Because that’s the thing that most people don’t get about musicals. The pop-culture stereotype of a musical is an old-timey romance with cringey, outdated gender politics and jazz hands galore – something that Crazy Ex-Girlfriend has taken pains to parody mercilessly. But what musicals actually do is give us a way to say the things we can’t say because they’re just too much. So we sing them instead, giving us a means of getting inside the characters’ heads, rather than simply seeing how they present themselves to the world. Where other shows have to resort to stern voiceovers or awkward dream sequences, Crazy Ex-Girlfriend’s musical roots allow it to explore its characters’ psyches and inner lives within its own unique brand of reality.

Although musicals in general tend to attract a more female demographic (the Broadway League’s 2018 demographic report found that 66 percent of Broadway audiences are female), TV musicals over the past decade have struggled with how to use the format to effectively shatter that male-centric storytelling gloss. The majority of TV musicals (Glee, Rise, Empire, even Galavant) have defaulted to a male protagonist, with female characters who are often (but not always, to be fair) pigeonholed into stereotypes: the ingénue, the diva, the older woman, the comic relief. Perhaps it’s because musicals lend themselves to heightened realities, we end up with soapy and/or archetypal characters. Crazy Ex leans so far into that heightened reality that we come out the other side — we start with archetypes and end up with fully realized characters whose struggles-in-song seem like parody but actually hit home for their specific, relatable, sometimes ugly and sometimes joyful moments.

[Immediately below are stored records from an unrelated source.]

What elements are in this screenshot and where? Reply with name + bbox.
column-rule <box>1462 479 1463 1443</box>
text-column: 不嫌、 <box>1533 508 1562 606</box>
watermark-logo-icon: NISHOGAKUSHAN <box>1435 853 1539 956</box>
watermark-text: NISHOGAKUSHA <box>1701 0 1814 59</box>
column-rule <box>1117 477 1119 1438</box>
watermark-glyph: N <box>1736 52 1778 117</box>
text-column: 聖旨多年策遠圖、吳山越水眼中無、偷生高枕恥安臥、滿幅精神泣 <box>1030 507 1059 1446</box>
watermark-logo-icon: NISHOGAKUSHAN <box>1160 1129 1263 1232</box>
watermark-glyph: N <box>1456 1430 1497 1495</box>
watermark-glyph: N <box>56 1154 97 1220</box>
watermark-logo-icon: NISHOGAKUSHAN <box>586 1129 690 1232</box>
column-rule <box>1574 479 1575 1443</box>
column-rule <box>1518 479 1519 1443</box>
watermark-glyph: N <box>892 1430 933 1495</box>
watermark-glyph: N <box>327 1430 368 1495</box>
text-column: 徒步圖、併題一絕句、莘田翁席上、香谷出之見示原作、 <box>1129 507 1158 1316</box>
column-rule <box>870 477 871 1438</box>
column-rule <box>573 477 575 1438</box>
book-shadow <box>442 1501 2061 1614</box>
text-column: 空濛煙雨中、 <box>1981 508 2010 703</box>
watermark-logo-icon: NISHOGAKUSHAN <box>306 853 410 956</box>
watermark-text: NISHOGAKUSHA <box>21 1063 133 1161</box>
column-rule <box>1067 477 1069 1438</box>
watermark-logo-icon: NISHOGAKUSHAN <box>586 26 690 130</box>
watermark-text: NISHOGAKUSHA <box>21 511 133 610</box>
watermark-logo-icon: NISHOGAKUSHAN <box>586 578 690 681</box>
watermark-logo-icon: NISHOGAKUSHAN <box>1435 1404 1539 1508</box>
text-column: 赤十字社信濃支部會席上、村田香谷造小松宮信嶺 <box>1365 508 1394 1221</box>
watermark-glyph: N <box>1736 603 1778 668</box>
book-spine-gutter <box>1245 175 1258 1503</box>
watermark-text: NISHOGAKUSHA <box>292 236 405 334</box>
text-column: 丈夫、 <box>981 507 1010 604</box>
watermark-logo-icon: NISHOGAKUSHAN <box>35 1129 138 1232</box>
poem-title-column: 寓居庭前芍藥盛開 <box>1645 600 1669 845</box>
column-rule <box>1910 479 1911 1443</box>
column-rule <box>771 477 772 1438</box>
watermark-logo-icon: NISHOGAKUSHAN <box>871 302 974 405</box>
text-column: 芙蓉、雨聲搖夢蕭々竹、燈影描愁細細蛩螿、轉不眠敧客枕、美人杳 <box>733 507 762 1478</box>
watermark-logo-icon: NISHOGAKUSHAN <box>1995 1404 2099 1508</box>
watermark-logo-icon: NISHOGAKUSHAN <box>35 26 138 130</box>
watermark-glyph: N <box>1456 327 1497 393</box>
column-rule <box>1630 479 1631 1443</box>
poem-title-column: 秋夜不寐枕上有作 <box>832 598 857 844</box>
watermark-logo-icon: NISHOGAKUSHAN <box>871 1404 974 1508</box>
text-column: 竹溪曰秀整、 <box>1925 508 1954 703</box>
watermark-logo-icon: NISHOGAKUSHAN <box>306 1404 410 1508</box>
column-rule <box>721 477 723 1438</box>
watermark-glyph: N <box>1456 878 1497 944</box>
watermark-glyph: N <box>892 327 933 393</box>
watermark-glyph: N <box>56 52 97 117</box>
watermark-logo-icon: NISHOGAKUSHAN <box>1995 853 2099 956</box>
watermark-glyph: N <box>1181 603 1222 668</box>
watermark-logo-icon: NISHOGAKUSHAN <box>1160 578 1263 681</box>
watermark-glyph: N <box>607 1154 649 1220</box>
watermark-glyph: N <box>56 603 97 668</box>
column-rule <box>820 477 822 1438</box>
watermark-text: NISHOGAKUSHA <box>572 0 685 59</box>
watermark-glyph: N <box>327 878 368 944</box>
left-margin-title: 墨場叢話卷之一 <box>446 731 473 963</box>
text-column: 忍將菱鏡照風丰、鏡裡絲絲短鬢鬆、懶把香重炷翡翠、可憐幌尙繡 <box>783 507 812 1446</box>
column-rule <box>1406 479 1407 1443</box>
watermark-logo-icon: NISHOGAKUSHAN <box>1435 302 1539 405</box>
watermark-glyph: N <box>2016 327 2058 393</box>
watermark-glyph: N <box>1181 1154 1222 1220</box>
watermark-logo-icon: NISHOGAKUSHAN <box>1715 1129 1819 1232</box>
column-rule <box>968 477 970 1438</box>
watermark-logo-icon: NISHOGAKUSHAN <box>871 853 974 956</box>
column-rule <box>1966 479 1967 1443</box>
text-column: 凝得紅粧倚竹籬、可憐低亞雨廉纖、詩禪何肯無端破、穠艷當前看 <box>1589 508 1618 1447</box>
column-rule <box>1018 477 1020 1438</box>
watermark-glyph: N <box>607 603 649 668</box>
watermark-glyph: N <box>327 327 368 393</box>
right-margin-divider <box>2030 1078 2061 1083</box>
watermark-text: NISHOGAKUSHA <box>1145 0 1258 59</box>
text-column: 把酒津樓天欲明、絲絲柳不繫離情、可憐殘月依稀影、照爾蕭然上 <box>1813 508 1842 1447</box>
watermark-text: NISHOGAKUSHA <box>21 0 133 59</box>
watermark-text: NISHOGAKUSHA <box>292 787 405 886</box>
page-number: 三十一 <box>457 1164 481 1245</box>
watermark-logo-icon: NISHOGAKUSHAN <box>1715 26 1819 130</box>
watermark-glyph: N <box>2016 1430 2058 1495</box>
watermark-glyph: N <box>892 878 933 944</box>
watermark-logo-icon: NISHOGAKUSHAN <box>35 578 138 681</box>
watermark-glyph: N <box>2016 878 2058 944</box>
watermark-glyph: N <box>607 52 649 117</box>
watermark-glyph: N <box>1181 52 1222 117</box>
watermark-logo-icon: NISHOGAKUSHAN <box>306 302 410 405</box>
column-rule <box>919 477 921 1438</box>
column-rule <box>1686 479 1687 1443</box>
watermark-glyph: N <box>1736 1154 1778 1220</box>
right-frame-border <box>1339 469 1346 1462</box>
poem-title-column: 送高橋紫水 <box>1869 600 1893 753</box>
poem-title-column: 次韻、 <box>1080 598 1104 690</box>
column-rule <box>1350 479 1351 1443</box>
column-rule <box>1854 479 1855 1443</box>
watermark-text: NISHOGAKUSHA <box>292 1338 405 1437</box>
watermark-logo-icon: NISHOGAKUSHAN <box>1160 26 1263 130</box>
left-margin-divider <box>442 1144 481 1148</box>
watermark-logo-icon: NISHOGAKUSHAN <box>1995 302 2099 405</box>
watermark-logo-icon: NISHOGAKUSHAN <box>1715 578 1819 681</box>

It’s a testament to the skill of Bloom and co-creator Aline Brosh McKenna that every moment, even the silliest-sounding songs, still feels organic to the characters. This wide array of music is also an indicator of the rich inner lives of these characters — and it’s the music that helps us understand just how complex these women are. The musical elements of Crazy Ex-Girlfriend might seem like the most heightened and unrealistic part of the show, but they’re actually the most reality-revealing of all.